Set the Setautoflush of htable to False to support bulk update of clients. That is, when a put fills the client flush cache, it is sent to the server. The default is true.

Scan Caching

Scanner How much data is cached at a time to scan (how much data is captured from the service side at a time).
The default value is 1 and takes only one at a time.

Scan Attribute Selection

Scan is recommended to specify the required column Family to reduce traffic, otherwise the scan operation will return all data for the entire row (all COULMN Family) by default.

Close resultscanners

After you have finished fetching data through scan, remember to close resultscanner, otherwise regionserver may be problematic (the corresponding server resource cannot be freed).

Optimal Loading of Row Keys

When you scan a table, the result is only the row key (no CF, Qualifier,values,timestaps), you can add a filterlist to the scan instance and set the Must_pass_all operation, Add Firstkeyonlyfilter or Keyonlyfilter in filterlist. This can reduce network traffic.

Turn off WAL on Puts

When you put some non-critical data, you can set Writetowal (false) to further improve write performance. Writetowal (false) discards the writing of the Wal log when put. The risk is that when regionserver goes down, the data that you just put may be lost and cannot be recovered.

Enable Bloom Filter

Bloom filter improves read performance by changing space time.


Original link: http://blog.nosqlfan.com/html/2095.html

Contact Us

The content source of this page is from Internet, which doesn't represent Alibaba Cloud's opinion; products and services mentioned on that page don't have any relationship with Alibaba Cloud.

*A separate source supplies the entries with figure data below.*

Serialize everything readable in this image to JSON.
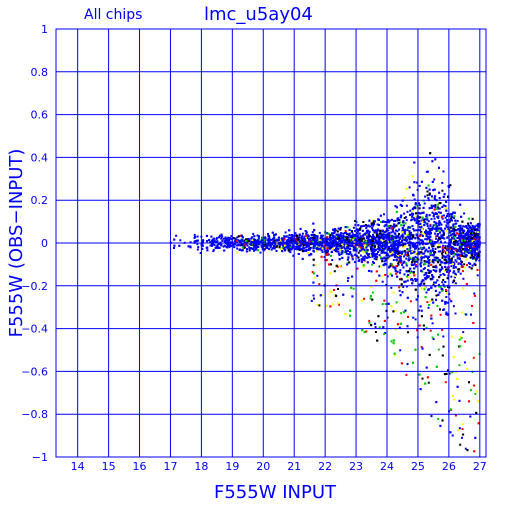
{
  "chart_data": {
    "type": "scatter",
    "subtitle": "All chips",
    "title": "lmc_u5ay04",
    "xlabel": "F555W INPUT",
    "ylabel": "F555W (OBS−INPUT)",
    "xlim": [
      13.3,
      27.2
    ],
    "ylim": [
      -1,
      1
    ],
    "x_ticks": [
      14,
      15,
      16,
      17,
      18,
      19,
      20,
      21,
      22,
      23,
      24,
      25,
      26,
      27
    ],
    "y_ticks": [
      -1,
      -0.8,
      -0.6,
      -0.4,
      -0.2,
      0,
      0.2,
      0.4,
      0.6,
      0.8,
      1
    ],
    "y_tick_labels": [
      "−1",
      "−0.8",
      "−0.6",
      "−0.4",
      "−0.2",
      "0",
      "0.2",
      "0.4",
      "0.6",
      "0.8",
      "1"
    ],
    "grid": true,
    "series_colors": [
      "#0000ff",
      "#000000",
      "#00cc00",
      "#ff0000",
      "#ffff00"
    ],
    "point_density": {
      "x_range": [
        16.9,
        27.0
      ],
      "core_color": "#0000ff",
      "envelope_points": [
        {
          "x": 17,
          "y_spread": 0.05
        },
        {
          "x": 18,
          "y_spread": 0.04
        },
        {
          "x": 20,
          "y_spread": 0.04
        },
        {
          "x": 22,
          "y_spread": 0.06
        },
        {
          "x": 24,
          "y_spread": 0.12
        },
        {
          "x": 25,
          "y_spread": 0.25
        },
        {
          "x": 25.5,
          "y_spread": 0.35
        },
        {
          "x": 26,
          "y_spread": 0.25
        },
        {
          "x": 26.5,
          "y_spread": 0.1
        }
      ],
      "negative_tail": [
        {
          "x": 22,
          "y_min": -0.3
        },
        {
          "x": 24,
          "y_min": -0.5
        },
        {
          "x": 25,
          "y_min": -0.7
        },
        {
          "x": 26,
          "y_min": -0.95
        },
        {
          "x": 27,
          "y_min": -1.0
        }
      ]
    }
  }
}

If the content of the page makes you feel confusing, please write us an email, we will handle the problem within 5 days after receiving your email.

If you find any instances of plagiarism from the community, please send an email to: info-contact@alibabacloud.com and provide relevant evidence. A staff member will contact you within 5 working days.

A Free Trial That Lets You Build Big!

Start building with 50+ products and up to 12 months usage for Elastic Compute Service

  • Sales Support

    1 on 1 presale consultation

  • After-Sales Support

    24/7 Technical Support 6 Free Tickets per Quarter Faster Response

  • Alibaba Cloud offers highly flexible support services tailored to meet your exact needs.